The Uber Files: Lack of ethics and morality over ‘free market place’ will continue to haunt Uber

Bayes experts in strategy and entrepreneurship on why the business model will face questions after release of the Uber Files.

Uber’s failure to correctly promote itself as a free market place to drivers combined with a CEOs drive to be competitive in a progressive space for start-ups are key reasons the business model is coming under such heavy scrutiny.

Academic experts at Bayes Business School have commented on the organisation’s treatment of staff and its operating practices following the release of the Uber Files.

Professor Charles Baden-Fuller, Centenary Chair of Strategy, and Dr Ruben van Werven and Dr Nettra Pan, Lecturers in Entrepreneurship, believe the company’s attitude and its early stage processes have played a role in the criticism of its practices.

Professor Baden-Fuller was critical of Uber’s claims about its digital taxi service, and said the attitude of the company needed realignment.

“Clearly MacGann did wrong, but the company’s culture is also at fault. The whole attitude of Uber has been ‘we are a market place’ and by implication ‘it’s not just passengers who are free to choose but also drivers’.

“This publicity has always been incorrect as, at its core, Uber drivers are not free. There are a multitude of restrictions including when drivers can turn up to get rides, their ability to refuse rides, the limited amount of information drivers are given, and the limited time they must process that information on passengers before they have to accept the job – the list goes on.”

Professor Baden-Fuller added that there is a better model that can be followed, such as that used by Airbnb, which launched shortly before Uber in 2008.

“True matchmakers, such as Airbnb, have avoided similar criticism.

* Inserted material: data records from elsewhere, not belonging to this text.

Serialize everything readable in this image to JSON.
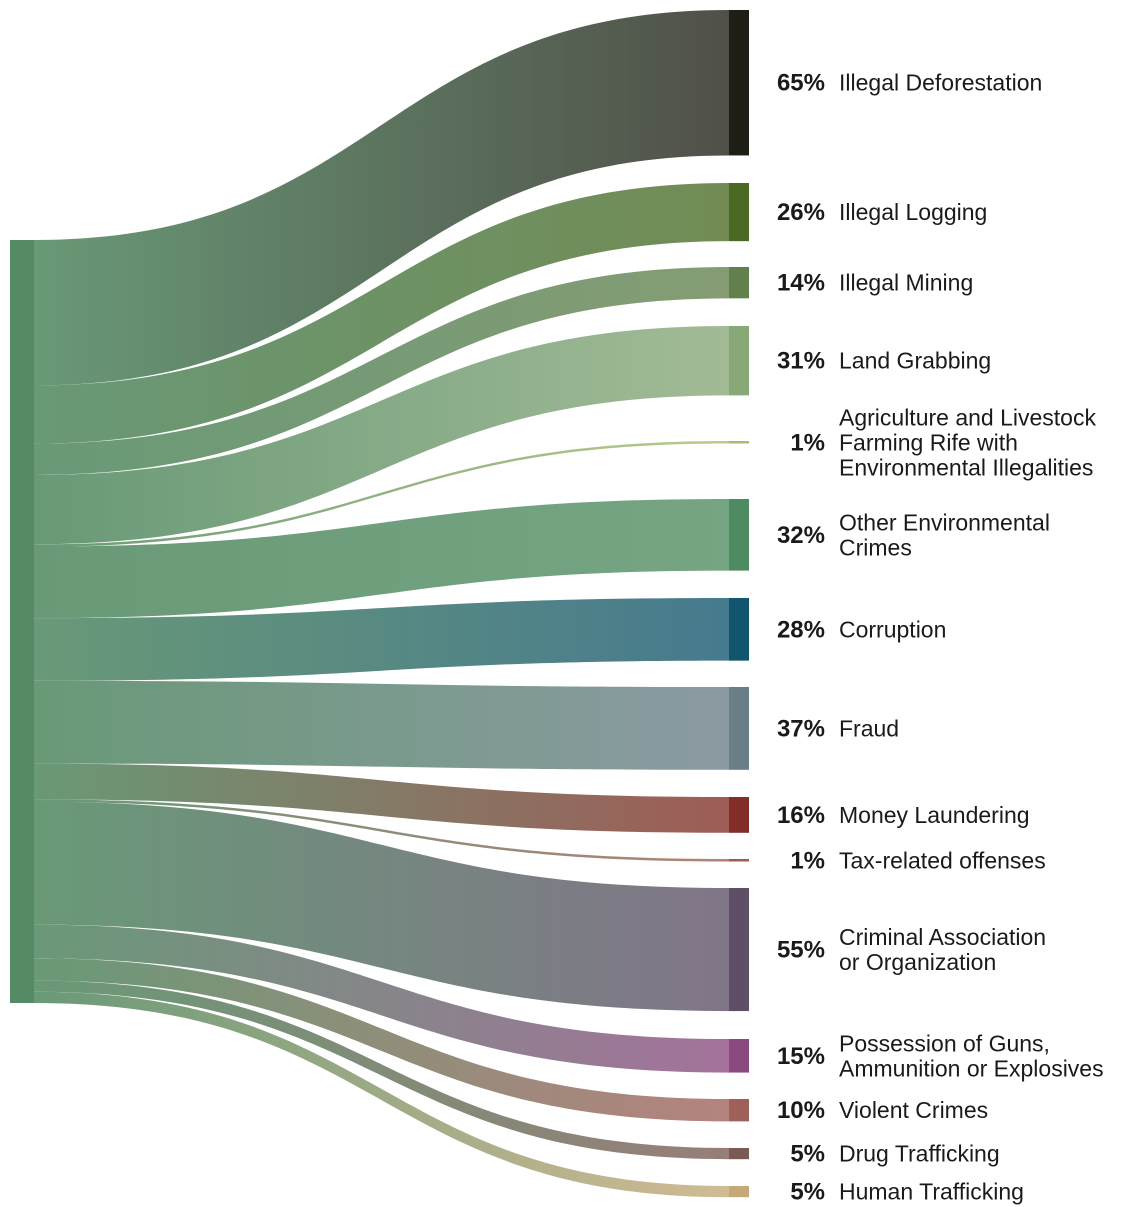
{
  "chart_data": {
    "type": "sankey",
    "source": {
      "name": "",
      "color": "#548b64"
    },
    "targets": [
      {
        "percent_label": "65%",
        "value": 65,
        "label_lines": [
          "Illegal Deforestation"
        ],
        "color": "#1e1e14"
      },
      {
        "percent_label": "26%",
        "value": 26,
        "label_lines": [
          "Illegal Logging"
        ],
        "color": "#4a6a24"
      },
      {
        "percent_label": "14%",
        "value": 14,
        "label_lines": [
          "Illegal Mining"
        ],
        "color": "#62804c"
      },
      {
        "percent_label": "31%",
        "value": 31,
        "label_lines": [
          "Land Grabbing"
        ],
        "color": "#88a878"
      },
      {
        "percent_label": "1%",
        "value": 1,
        "label_lines": [
          "Agriculture and Livestock",
          "Farming Rife with",
          "Environmental Illegalities"
        ],
        "color": "#a8bc6c"
      },
      {
        "percent_label": "32%",
        "value": 32,
        "label_lines": [
          "Other Environmental",
          "Crimes"
        ],
        "color": "#4e8b60"
      },
      {
        "percent_label": "28%",
        "value": 28,
        "label_lines": [
          "Corruption"
        ],
        "color": "#12556e"
      },
      {
        "percent_label": "37%",
        "value": 37,
        "label_lines": [
          "Fraud"
        ],
        "color": "#6a7e88"
      },
      {
        "percent_label": "16%",
        "value": 16,
        "label_lines": [
          "Money Laundering"
        ],
        "color": "#822e26"
      },
      {
        "percent_label": "1%",
        "value": 1,
        "label_lines": [
          "Tax-related offenses"
        ],
        "color": "#9c5e4e"
      },
      {
        "percent_label": "55%",
        "value": 55,
        "label_lines": [
          "Criminal Association",
          "or Organization"
        ],
        "color": "#5e4e66"
      },
      {
        "percent_label": "15%",
        "value": 15,
        "label_lines": [
          "Possession of Guns,",
          "Ammunition or Explosives"
        ],
        "color": "#8a4a80"
      },
      {
        "percent_label": "10%",
        "value": 10,
        "label_lines": [
          "Violent Crimes"
        ],
        "color": "#a0605a"
      },
      {
        "percent_label": "5%",
        "value": 5,
        "label_lines": [
          "Drug Trafficking"
        ],
        "color": "#7a5a52"
      },
      {
        "percent_label": "5%",
        "value": 5,
        "label_lines": [
          "Human Trafficking"
        ],
        "color": "#c4a876"
      }
    ]
  }
}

This is because renters and home owners are under no coercion on their sites, although there are minor lapses on both sides that need to be such as not giving enough attention to appeasing neighbours.

“Uber, and copy-cats, have an ethical and moral responsibility to own up to what they are really doing on their platforms and to be honest to drivers, passengers and regulators alike.”

Travis Kalanick’s style combined with era of progressive start-up a possible recipe for disaster

The files lift the lid on the processes of Uber four years after its origin. Dr Ruben van Werven believes imprinting – entrepreneurs inscribing their ventures by making important decisions early on – can explain what happened at Uber; the mix of the ideas of former CEO Travis Kalanick and the ambition of the start-up were the point of origin for what followed.

“Imprinting is the idea that the environment a start-up is in at the time of founding, as well as characteristics of the founding entrepreneur, can leave a long-lasting mark on the company,” said Dr van Werven.

“This may mean that the combination of Uber being founded in 2009, when everyone started getting seriously excited about revolutionary start-ups, and Travis Kalanick’s style sowed the seeds for the kind of behaviour that has been exposed in the Uber leaks.”

Uber’s spark into life must serve as warning to policymakers in next decade

Dr Nettra Pan adds the emergence of a company like Uber should not have come as a surprise. More importantly, she says similar trends will occur, and it is the responsibility of governments to consider these if similar events as the violent taxi strikes that occurred in France are to be avoided.

“The kindling was ready and only awaiting a spark,” said Dr Pan. “It was not a matter of if such a company would be founded, or even when as the conditions started emerging, but by whom? And supported by whom?

“Venture supporters and policy makers should look forward and try to consider the inevitable products that are bound to launch in this decade and that, when launched, may render whole professions, if not obsolete, then at least feeling the pain to the point of violent chaos, as hardworking taxi drivers fighting for their livelihood will attest.”

Dr Pan also highlighted the ways entrepreneurs can think in ‘the thrill’ of business. She believes values can be forgotten and become warped as the conscience rationalises decisions.

“The personal values that founders commit to upholding and defending can make a huge difference in minor decisions (for example, Uber's decision to put up a 'God View' of all customers worldwide). Yet initial goals are easy to forget in the thrill, urgency and excitement of making sure your business survives. What founders started off wanting to achieve becomes quieter and easier to brush away so this voice of conscience simply asks, ‘what if we do this differently?’ (e.g., put up God View in a way that protects personal customer data).

“The good news is that the right questions can be amplified with processes and traditions that work for each team, and these practices can help founders nudge their profit-driven companies into a more profitable, mission-driven ones.”